Fakat, Bu agresif hamle bazı kaşları kaldırdı. T-Mobile çalışanlarından gelen raporlar teknik sorunlar olduğu bilinse bile müşterileri T-Life uygulamasını indirip yüklemeye ikna etmek için ciddi bir baskı olduğunu öne sürüyor. Bu da spekülasyonları alevlendirdi T-Mobile öncelikli olarak çevrimiçi bir müşteri tabanına geçmeye çalışıyor ve bu da potansiyel olarak mağazaların kapanmasına ve işten çıkarmalara yol açıyor. Diğerleri, şirketin müşterilerin uygulamayı indirmesi için bu kadar baskı yapmasının doğası gereği şüpheli olduğunu, hatta müşteri takibiyle bağlantılı gizli amaçlardan şüphelenecek kadar ileri gittiğini düşünüyor. Ancak bunun gerçek bir kanıtı yok.

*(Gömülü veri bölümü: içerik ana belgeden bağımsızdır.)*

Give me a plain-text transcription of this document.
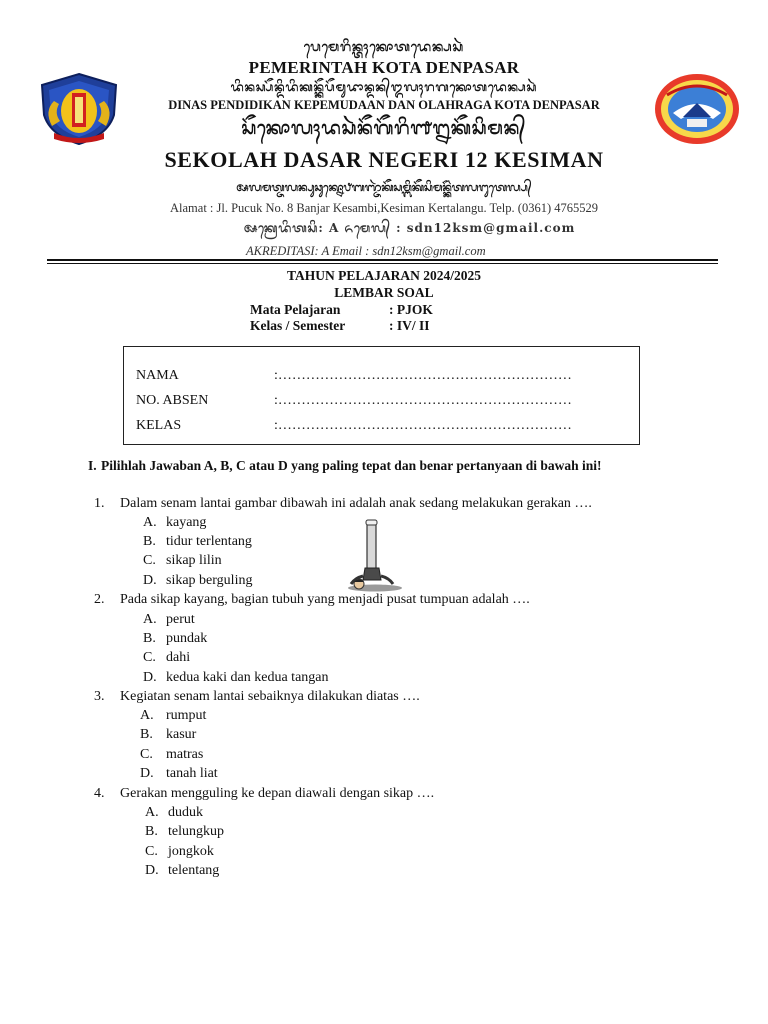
ᬧᬾᬫᬾᬭᬶᬦ᭄ᬢᬄᬓᭀᬢᬤᬾᬦ᭄ᬧᬲᬃ
PEMERINTAH KOTA DENPASAR
ᬤᬶᬦᬲ᭄ᬧᭂᬦ᭄ᬤᬶᬤᬶᬓᬦ᭄ᬓᭂᬧᭂᬫᬸᬤᬵᬦ᭄ᬤᬦ᭄ᬑᬮᬄᬭᬕᬓᭀᬢᬤᬾᬦ᭄ᬧᬲᬃ
DINAS PENDIDIKAN KEPEMUDAAN DAN OLAHRAGA KOTA DENPASAR
ᬲᭂᬓᭀᬮᬄᬤᬲᬃᬦᭂᬕᭂᬭᬶ᭑᭒ᬓᭂᬲᬶᬫᬦ᭄
SEKOLAH DASAR NEGERI 12 KESIMAN
ᬅᬮᬫᬢ᭄ᬚᬮᬦ᭄ᬧᬸᬘᬸᬓ᭄ᬦᭀ᭘ᬩᬜ᭄ᬚᬃᬓᭂᬲᬫ᭄ᬩᬶᬓᭂᬲᬶᬫᬦ᭄ᬓᭂᬃᬢᬮᬗᬸᬢᬾᬮ᭄ᬧ᭄
Alamat : Jl. Pucuk No. 8 Banjar Kesambi,Kesiman Kertalangu. Telp. (0361) 4765529
ᬅᬓ᭄ᬭᬾᬤᬶᬢᬲᬶ: A ᬏᬫᬾᬮ᭄ : sdn12ksm@gmail.com
AKREDITASI: A Email : sdn12ksm@gmail.com
TAHUN PELAJARAN 2024/2025
LEMBAR SOAL
Mata Pelajaran	: PJOK
Kelas / Semester	: IV/ II
NAMA	:………………………………………………………
NO. ABSEN	:………………………………………………………
KELAS	:………………………………………………………
I. Pilihlah Jawaban A, B, C atau D yang paling tepat dan benar pertanyaan di bawah ini!
1. Dalam senam lantai gambar dibawah ini adalah anak sedang melakukan gerakan ….
A. kayang
B. tidur terlentang
C. sikap lilin
D. sikap berguling
2. Pada sikap kayang, bagian tubuh yang menjadi pusat tumpuan adalah ….
A. perut
B. pundak
C. dahi
D. kedua kaki dan kedua tangan
3. Kegiatan senam lantai sebaiknya dilakukan diatas ….
A. rumput
B. kasur
C. matras
D. tanah liat
4. Gerakan mengguling ke depan diawali dengan sikap ….
A. duduk
B. telungkup
C. jongkok
D. telentang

T-Mobile’ın T-Life uygulaması | Resim kredisi – T-Mobile
Bu endişelere rağmen, T-Mobile T-Life uygulamasının başarılı olduğunu savunuyor. Dijital etkileşimlerde önemli bir artışa işaret ediyorlar. Bunun en iyi örneği iPhone 16 lansmanı. Şirketin tarihinde ilk kez, iPhone ön siparişlerinin çoğunluğu dijital olarak verildi ve yıldan yıla neredeyse %50 artış görüldü.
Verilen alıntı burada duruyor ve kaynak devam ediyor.